Understandably, therefore, it is miffed at the idea of having to hand rivals the fruits of its labours at a regulated discount. In the words of Darroch: “BT and Virgin Media do not deserve to be handed a reward at Sky’s expense for their repeated failure to invest. It defies belief that Ofcom expects Sky to lower its wholesale prices to compensate for the higher costs of less efficient platforms.”

Sky, which has been a significant driver of innovation – with Sky Plus and HD television for example – will be a lot more wary of future investment if it thinks the benefits are going to be creamed off by its “undeserving” competition.
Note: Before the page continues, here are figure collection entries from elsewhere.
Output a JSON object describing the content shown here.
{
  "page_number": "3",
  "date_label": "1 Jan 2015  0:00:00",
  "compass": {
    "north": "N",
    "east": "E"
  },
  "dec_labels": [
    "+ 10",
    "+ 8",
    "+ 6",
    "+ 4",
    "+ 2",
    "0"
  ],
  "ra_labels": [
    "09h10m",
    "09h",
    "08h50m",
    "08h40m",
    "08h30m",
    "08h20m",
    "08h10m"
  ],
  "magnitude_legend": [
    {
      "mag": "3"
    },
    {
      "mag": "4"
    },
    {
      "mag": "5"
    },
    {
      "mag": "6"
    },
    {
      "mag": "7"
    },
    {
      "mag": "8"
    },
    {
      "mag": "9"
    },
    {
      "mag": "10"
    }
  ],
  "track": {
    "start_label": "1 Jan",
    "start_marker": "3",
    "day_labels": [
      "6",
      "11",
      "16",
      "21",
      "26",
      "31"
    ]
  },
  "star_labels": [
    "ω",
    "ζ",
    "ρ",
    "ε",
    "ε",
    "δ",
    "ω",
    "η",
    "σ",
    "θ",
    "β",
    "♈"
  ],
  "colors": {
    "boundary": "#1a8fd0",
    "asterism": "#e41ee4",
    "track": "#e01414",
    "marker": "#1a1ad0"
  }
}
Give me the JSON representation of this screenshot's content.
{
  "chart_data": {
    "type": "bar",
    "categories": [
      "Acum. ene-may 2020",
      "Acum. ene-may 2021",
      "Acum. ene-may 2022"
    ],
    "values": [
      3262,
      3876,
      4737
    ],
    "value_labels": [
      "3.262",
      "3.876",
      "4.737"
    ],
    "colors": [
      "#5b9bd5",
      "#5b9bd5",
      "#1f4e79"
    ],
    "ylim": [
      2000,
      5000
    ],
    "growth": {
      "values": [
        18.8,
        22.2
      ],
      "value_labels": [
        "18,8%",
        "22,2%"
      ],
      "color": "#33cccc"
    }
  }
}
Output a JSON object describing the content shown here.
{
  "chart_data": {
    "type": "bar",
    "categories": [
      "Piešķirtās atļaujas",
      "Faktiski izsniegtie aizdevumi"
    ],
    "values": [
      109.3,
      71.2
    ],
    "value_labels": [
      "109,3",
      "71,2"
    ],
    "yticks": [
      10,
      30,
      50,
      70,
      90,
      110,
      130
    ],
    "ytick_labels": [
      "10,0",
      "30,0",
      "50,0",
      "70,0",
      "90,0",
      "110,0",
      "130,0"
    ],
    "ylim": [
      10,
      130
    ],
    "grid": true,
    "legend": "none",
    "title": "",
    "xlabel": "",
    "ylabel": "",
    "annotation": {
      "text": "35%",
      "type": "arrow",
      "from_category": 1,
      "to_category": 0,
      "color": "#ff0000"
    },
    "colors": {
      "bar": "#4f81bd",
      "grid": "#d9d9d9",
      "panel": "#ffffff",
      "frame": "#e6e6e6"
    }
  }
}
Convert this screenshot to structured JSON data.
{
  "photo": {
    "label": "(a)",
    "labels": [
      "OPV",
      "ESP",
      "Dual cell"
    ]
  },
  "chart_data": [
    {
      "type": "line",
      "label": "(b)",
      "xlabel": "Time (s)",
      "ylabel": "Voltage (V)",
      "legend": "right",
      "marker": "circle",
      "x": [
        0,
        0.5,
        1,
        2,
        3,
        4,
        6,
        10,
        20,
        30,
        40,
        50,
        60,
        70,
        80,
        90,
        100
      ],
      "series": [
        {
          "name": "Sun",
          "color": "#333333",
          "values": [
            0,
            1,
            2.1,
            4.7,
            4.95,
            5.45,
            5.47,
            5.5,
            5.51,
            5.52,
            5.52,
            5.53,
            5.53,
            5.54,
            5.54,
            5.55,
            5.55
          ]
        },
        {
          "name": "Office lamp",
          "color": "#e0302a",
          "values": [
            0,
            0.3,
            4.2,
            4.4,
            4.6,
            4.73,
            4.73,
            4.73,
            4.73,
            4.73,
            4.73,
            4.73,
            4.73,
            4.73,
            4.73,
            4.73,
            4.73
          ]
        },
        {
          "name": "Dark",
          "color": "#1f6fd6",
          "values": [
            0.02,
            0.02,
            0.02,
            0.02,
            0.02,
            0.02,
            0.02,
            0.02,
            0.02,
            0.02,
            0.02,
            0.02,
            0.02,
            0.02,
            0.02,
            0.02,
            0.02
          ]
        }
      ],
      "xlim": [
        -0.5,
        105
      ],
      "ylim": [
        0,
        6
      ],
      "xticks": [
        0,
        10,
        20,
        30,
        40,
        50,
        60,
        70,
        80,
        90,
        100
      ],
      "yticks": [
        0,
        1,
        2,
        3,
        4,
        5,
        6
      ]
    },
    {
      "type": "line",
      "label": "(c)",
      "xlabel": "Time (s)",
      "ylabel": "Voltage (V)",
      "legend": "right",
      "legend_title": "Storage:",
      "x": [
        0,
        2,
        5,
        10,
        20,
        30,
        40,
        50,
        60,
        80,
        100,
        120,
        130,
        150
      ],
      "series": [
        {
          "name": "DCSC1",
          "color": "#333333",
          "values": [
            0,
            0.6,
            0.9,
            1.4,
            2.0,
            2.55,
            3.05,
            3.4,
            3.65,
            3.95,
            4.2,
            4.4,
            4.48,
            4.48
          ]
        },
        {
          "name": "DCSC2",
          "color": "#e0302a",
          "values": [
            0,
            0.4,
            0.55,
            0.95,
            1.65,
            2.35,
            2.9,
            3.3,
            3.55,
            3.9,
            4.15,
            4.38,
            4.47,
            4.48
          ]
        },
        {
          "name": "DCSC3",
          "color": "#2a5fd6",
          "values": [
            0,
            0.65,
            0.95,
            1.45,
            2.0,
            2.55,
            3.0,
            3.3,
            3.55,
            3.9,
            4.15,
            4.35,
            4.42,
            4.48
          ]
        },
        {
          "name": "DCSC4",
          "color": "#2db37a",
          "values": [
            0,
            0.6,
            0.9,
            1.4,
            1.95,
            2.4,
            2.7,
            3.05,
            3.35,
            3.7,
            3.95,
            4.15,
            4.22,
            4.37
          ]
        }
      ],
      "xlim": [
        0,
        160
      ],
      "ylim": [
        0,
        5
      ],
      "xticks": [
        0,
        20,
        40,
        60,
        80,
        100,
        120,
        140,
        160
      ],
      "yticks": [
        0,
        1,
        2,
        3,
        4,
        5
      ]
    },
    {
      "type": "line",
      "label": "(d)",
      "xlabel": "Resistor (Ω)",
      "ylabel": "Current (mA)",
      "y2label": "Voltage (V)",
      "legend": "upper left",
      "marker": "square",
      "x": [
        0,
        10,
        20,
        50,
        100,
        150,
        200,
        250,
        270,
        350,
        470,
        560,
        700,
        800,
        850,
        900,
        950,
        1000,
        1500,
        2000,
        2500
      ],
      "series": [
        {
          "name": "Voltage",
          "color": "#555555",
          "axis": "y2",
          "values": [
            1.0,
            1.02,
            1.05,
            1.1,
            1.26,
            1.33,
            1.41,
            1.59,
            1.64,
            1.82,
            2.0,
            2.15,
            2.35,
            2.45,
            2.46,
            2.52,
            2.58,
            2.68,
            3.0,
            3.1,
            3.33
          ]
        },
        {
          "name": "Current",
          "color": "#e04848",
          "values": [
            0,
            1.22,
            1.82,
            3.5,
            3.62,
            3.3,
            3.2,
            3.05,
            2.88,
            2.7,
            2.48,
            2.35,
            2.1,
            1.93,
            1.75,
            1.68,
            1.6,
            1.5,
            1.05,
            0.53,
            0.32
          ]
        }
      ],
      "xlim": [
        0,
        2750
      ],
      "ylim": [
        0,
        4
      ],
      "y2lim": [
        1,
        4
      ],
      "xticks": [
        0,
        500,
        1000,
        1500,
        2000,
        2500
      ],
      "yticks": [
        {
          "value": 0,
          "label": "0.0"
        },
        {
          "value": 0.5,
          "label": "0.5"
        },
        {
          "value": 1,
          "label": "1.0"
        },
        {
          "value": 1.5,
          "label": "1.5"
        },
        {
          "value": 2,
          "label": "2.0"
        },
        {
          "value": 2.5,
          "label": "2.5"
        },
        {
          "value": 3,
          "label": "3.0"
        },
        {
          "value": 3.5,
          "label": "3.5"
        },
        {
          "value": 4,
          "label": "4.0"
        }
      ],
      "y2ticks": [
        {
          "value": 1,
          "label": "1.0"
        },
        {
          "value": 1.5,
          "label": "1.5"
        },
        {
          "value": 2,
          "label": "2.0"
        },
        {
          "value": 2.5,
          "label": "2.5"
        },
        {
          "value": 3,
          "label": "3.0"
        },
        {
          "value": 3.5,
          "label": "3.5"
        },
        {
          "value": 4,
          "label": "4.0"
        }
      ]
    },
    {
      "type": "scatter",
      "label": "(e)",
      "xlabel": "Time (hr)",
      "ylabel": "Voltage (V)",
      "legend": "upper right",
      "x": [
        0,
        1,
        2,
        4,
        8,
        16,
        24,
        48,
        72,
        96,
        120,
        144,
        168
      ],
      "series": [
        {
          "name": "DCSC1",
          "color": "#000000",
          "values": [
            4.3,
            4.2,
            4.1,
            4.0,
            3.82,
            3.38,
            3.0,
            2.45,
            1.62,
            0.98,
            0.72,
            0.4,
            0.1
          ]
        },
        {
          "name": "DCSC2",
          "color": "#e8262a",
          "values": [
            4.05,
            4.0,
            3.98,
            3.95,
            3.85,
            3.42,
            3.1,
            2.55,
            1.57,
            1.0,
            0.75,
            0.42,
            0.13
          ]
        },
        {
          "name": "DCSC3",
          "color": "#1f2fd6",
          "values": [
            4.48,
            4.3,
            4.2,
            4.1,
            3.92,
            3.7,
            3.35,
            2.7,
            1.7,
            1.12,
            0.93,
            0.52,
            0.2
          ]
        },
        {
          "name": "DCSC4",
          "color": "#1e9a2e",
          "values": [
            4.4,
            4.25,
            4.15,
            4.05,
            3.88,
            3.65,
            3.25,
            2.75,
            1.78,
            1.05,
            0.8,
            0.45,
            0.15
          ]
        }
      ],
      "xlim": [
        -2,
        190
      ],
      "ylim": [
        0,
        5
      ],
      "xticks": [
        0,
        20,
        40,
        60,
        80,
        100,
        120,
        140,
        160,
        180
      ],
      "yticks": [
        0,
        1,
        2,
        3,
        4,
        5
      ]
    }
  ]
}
More worrying is the possibility that Ofcom will end up replacing an imperfect market with a false one. If it goes ahead with its proposals, it will have a vested interest in trying to ensure the new regime works, regardless of market forces. This is certainly the view of Professor Martin Cave, a former Competition Commission member and adviser to Ofcom, who was commissioned by Sky to produce an “independent” report.

He concluded: “The designation of what may well turn out to be a single new competitor [Virgin Media] risks creating a co-dependency between the regulator and that competitor, with the competitor focusing its efforts on influencing the regulator and the regulator ‘protecting’ its reputational investment in the competitor.”

That, of course, is only his opinion. Mine is this. Branson is right that an enfranchised Virgin Atlantic brought significant consumer benefits. But such consequences do not inexorably flow from deregulation.

Consider the case of Mercury Communications. This, too, was designed to promote competition and consumer choice, in the wake of fixed-line monopolist BT’s privatisation in 1984. By the mid-Nineties it was in serious trouble; by 1997 it was, to all intents and purposes, dead. One reason it failed was because it had to rely on BT infrastructure; in just the same way that Sky’s enfranchised competitors would have to rely on a market structure shaped and driven by Sky.